PETALING JAYA: Shareholders of AirAsia have been showered with 90 sen per share special dividend, which is worth more than RM3bil in total payout.
The dividend is equivalent to 34% of dividend yield from the last traded price of AirAsia’s shares at RM2.63, before it was suspended yesterday.
The cash splash became possible after the airline group sold its 25 aircraft to US private investment firm Castlelake LP in a deal worth US$768mil (RM3.22bil) last year.
AirAsia had, on April 10, dished out 12 sen per share or RM401.04mil dividend to its shareholders, according to a filing with Bursa Malaysia.
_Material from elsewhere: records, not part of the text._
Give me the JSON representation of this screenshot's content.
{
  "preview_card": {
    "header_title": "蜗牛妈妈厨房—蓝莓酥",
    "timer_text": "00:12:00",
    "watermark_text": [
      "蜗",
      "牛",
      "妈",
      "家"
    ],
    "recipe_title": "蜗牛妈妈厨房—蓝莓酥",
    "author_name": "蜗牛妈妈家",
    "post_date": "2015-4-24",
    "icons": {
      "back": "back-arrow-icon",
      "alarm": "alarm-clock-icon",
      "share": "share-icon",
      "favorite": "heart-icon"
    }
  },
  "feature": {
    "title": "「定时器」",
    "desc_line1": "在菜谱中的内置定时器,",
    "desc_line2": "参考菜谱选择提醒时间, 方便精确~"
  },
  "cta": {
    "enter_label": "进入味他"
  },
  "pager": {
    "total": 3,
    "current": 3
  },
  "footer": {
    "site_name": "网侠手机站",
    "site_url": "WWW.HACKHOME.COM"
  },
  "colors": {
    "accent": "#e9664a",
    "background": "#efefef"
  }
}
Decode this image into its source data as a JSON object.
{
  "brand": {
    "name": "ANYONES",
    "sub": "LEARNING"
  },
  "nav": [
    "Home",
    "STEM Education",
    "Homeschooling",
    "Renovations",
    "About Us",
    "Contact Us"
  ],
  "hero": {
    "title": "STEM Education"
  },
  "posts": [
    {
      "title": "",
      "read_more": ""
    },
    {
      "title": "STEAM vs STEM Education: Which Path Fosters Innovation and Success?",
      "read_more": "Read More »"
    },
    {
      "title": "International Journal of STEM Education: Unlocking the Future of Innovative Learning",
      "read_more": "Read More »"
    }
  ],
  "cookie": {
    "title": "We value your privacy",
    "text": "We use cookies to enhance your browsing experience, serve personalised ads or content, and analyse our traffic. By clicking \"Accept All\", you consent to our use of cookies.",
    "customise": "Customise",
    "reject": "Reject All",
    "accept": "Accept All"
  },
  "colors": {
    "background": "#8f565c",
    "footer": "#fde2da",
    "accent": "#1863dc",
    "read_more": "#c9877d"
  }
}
For the first quarter ended March 31, AirAsia posted a 92% drop in net profit to RM96.09mil compared with RM1.14bil recorded last year, when it recorded extraordinary gains.
The low-cost airline said its results for the corresponding quarter included a gain on the partial disposal of a subsidiary of RM350.3mil, and a re-measurement gain on the retained interest in a former subsidiary of RM534.7mil.
Revenue for the quarter was 13% higher to RM2.88bil from RM2.56bil previously, attributable to an 18% increase in total passengers carried and improvement in load factor of 88%.
AirAsia said its our airline earnings before interest, tax, depreciation and amortisation (EBITDA) recorded a 6% increase year-on-year to RM678mil, while non-airline EBITDA turned profitable at RM39mil in comparison to a loss of RM7mil in the first quarter of last year.
“The profitability is primarily contributed by Teleport, our logistics business which has begun consolidating the belly space of AirAsia ecosystem in 2018,” it said.
Looking ahead, the group remains positive that the overall core results of the group in 2019 will be better than in 2018, barring unforeseen circumstances.